Dear K, spiritual life is not for the lazy, irresponsible or the unmindful. It is on the other hand for the most responsible and dutiful. All duties veer round the Self-duty, and they also lead to this end. A devotee or a seeker in search of God, devotion or the Self, is authorized, nay, even encouraged,  to give up other duties. That is called a timely and wholesome resignation. In fact, Sreemad Bhaagavata emphasizes such a step, calling it the most laudable and ultimate in human life. Listen:

svapadamulam bhajata: priyasya tyaktanyabhavasya hari: paresa: I
vikarma yaccotpatitam kathancit dhunoti sarvam hrdi sannivista: II

When a beloved, leaving all other considerations and fascinations, takes to the Lord’s feet in full worship and adoration, the Supreme Lord lodges intimately in that devotee’s heart, and watchfully washes away any ill effects that befall due to any wrong actions or slips.

At one point in  life, one must outlive scrupulously whatever he has been holding on to. This outliving is the very nature of life. So you need not and should not have any doubts or delusions in this matter. The chair in any office is meant to be occupied by many.

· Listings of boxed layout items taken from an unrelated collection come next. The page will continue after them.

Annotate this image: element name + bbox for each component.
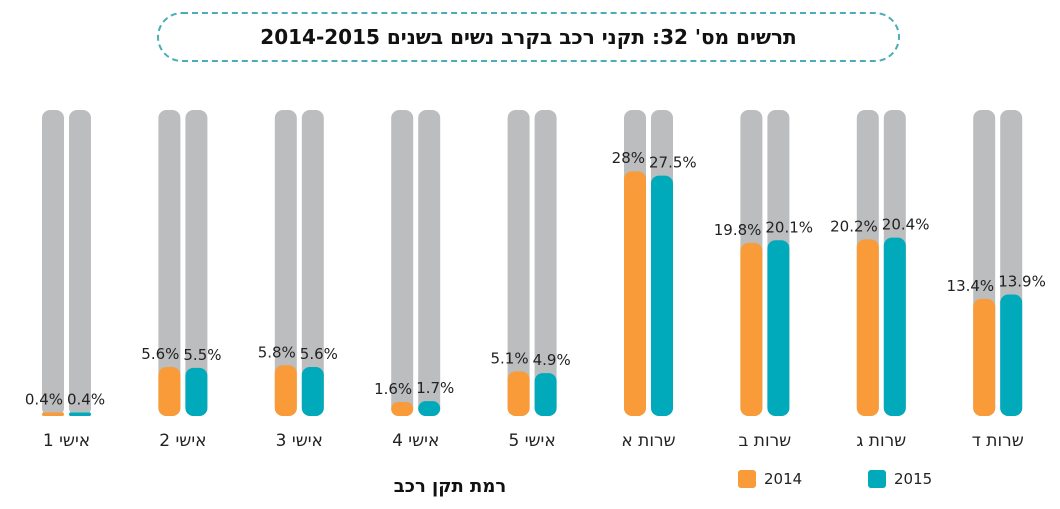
- data-label: 20.1%: [765, 218, 813, 236]
- bar-track: [42, 110, 64, 416]
- bar-track: [185, 110, 208, 416]
- category-label: אישי 3: [276, 431, 323, 451]
- bar-track: [274, 110, 297, 416]
- data-label: 19.8%: [714, 221, 762, 239]
- data-label: 5.5%: [183, 346, 221, 364]
- legend-swatch-2014: [738, 470, 756, 488]
- data-label: 5.6%: [300, 345, 338, 363]
- category-label: שרות א: [621, 431, 675, 451]
- data-label: 28%: [612, 149, 645, 167]
- bar-2014: [624, 171, 646, 416]
- bar-2014: [507, 371, 530, 416]
- bar-2015: [883, 237, 906, 416]
- bar-track: [301, 110, 324, 416]
- data-label: 5.6%: [141, 345, 179, 363]
- data-label: 5.8%: [258, 343, 296, 361]
- data-label: 20.4%: [882, 216, 930, 234]
- bar-2014: [158, 367, 181, 416]
- bar-track: [507, 110, 530, 416]
- data-label: 27.5%: [649, 154, 697, 172]
- chart-title-box: תרשים מס' 32: תקני רכב בקרב נשים בשנים 2…: [157, 12, 900, 62]
- data-label: 4.9%: [533, 351, 571, 369]
- bar-2015: [1000, 294, 1023, 416]
- category-label: שרות ג: [856, 431, 906, 451]
- data-label: 1.6%: [374, 380, 412, 398]
- bar-track: [158, 110, 181, 416]
- bar-2014: [973, 298, 996, 416]
- data-label: 13.9%: [998, 272, 1046, 290]
- bar-2014: [42, 412, 64, 416]
- bar-track: [391, 110, 414, 416]
- legend-label-2014: 2014: [764, 470, 803, 488]
- category-label: שרות ד: [972, 431, 1024, 451]
- bar-2014: [391, 402, 414, 416]
- category-label: אישי 2: [159, 431, 206, 451]
- legend-swatch-2015: [868, 470, 886, 488]
- bar-2014: [856, 239, 879, 416]
- bar-2014: [740, 242, 763, 416]
- legend-item-2015: 2015: [868, 470, 932, 488]
- bar-2014: [274, 365, 297, 416]
- data-label: 20.2%: [830, 217, 878, 235]
- bar-2015: [767, 240, 790, 416]
- bar-2015: [69, 412, 91, 416]
- category-label: אישי 1: [43, 431, 90, 451]
- category-label: אישי 5: [508, 431, 555, 451]
- bar-track: [69, 110, 91, 416]
- data-label: 0.4%: [67, 391, 105, 409]
- bar-2015: [651, 175, 673, 416]
- data-label: 1.7%: [416, 379, 454, 397]
- chart-title: תרשים מס' 32: תקני רכב בקרב נשים בשנים 2…: [260, 25, 797, 49]
- legend-label-2015: 2015: [894, 470, 933, 488]
- data-label: 13.4%: [947, 277, 995, 295]
- data-label: 0.4%: [25, 391, 63, 409]
- category-label: אישי 4: [392, 431, 439, 451]
- bar-2015: [301, 367, 324, 416]
- bar-2015: [418, 401, 441, 416]
- bar-2015: [185, 367, 208, 416]
- x-axis-title: רמת תקן רכב: [393, 476, 507, 497]
- bar-track: [418, 110, 441, 416]
- bar-track: [534, 110, 557, 416]
- data-label: 5.1%: [490, 349, 528, 367]
- category-label: שרות ב: [739, 431, 792, 451]
- legend-item-2014: 2014: [738, 470, 802, 488]
- bar-2015: [534, 373, 557, 416]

About your friends expressing surprise  that you do not have any pangs in your daughter leaving for UK, dear K, I wish that you understood your response truly and wholesomely. You bring up a child right from its entry into the world. The child grows to become an adult. Before the adult responses of the grown up child, the parental maturity should shine with better and timely lustre. It should not be lacking, instead it should be leading. When the grownup daughter is set to go for higher education, and she proposes to leave for a foreign country, you too, like Kausalya before Rama, though in different circumstances, must gracefully let her go with your good wishes and blessings. To be able to do it alone will fulfill and justify your motherly role. This is not an occasion for lamentation. This is a significant phase of the progressive and maturing human relationship.

I am reminded of an episode in my purvasrama life. My parents, in their sixties and seventies, lived in our farm house, with agricultural operations, in a place away from the village cluster. At that time, I was the only child staying with them. Finally it was decided that I would go to Calcutta and join my brothers to take up my further life.  One day I asked my mother fondly, “Mother, I am leaving. Will you not find it difficult here? Who will be there by your side to help and assist ?”

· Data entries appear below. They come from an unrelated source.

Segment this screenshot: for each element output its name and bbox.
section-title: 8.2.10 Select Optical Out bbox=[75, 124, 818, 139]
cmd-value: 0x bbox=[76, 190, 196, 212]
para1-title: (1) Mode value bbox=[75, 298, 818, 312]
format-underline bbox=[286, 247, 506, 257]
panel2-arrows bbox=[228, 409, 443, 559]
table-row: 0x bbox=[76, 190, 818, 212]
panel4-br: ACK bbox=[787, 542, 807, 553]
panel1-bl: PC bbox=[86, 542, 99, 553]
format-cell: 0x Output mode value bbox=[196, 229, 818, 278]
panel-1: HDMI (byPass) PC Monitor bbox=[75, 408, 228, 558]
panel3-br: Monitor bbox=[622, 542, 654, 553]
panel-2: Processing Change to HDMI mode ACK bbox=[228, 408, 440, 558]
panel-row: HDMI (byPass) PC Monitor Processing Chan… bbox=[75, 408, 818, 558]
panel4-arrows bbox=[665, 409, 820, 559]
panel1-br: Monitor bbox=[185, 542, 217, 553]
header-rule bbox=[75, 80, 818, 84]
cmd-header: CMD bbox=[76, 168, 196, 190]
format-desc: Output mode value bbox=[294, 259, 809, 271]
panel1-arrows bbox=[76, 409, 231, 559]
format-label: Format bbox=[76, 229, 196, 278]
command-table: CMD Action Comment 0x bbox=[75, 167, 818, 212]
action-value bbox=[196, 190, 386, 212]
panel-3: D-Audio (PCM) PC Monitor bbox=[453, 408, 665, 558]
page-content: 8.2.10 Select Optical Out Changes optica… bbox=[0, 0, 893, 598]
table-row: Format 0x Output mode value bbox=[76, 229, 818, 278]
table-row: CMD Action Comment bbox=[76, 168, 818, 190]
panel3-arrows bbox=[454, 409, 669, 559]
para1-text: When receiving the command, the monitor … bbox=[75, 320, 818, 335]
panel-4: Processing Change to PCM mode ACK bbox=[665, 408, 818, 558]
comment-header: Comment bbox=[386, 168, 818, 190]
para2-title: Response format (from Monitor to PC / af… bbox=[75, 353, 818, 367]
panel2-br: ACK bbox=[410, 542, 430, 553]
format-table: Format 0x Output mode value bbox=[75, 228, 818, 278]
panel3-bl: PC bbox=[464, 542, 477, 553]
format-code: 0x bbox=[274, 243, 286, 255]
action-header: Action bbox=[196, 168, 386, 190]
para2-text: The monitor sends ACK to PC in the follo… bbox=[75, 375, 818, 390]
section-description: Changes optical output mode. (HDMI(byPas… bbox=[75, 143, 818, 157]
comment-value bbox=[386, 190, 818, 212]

Without a moment’s hesitation my mother said calmly, “Do not worry my dear son. A grownup son is not supposed to be sitting on the lap of the mother. You should go to the wide world and live your life and pursuits. Here things will move. The sun will rise everyday and also set in the evening. With that the day will pass. Leave matters to themselves. Go without any undue worry. It is enough if you live and move with responsibility, truthfulness and concern .  ...”

So, I do not find anything disorderly or unconventional in your attitude. And finally, K, dispassion and the sense of renunciation that follows it, is the culmination of a worthy human life. Unfortunately, people do not live up to this spirit. Also, they do not get the right opportunity to understand and imbibe this crowning spirit. Life is a course of living and outliving. Every moment if you live well, you also outlive that moment. The child lives through its playthings only to outlive them gradually. So too the adults have to live and outlive all their youthful indulgences and associations. Parents have to mature in their parental ties and bonds.

Assimilate whatever comes. Be spatial in your heart and mind. Encourage the mind to be like this and it will. What you think, you become. Stomach digests all the food and converts it into blood involuntarily. Mind too will do similarly, but only when sought, willed and encouraged. Do this and be a good, noble and great person. You have my blessings to this end.

Naya Swamiji and Ma send you good wishes with love. The same to your children and their father also.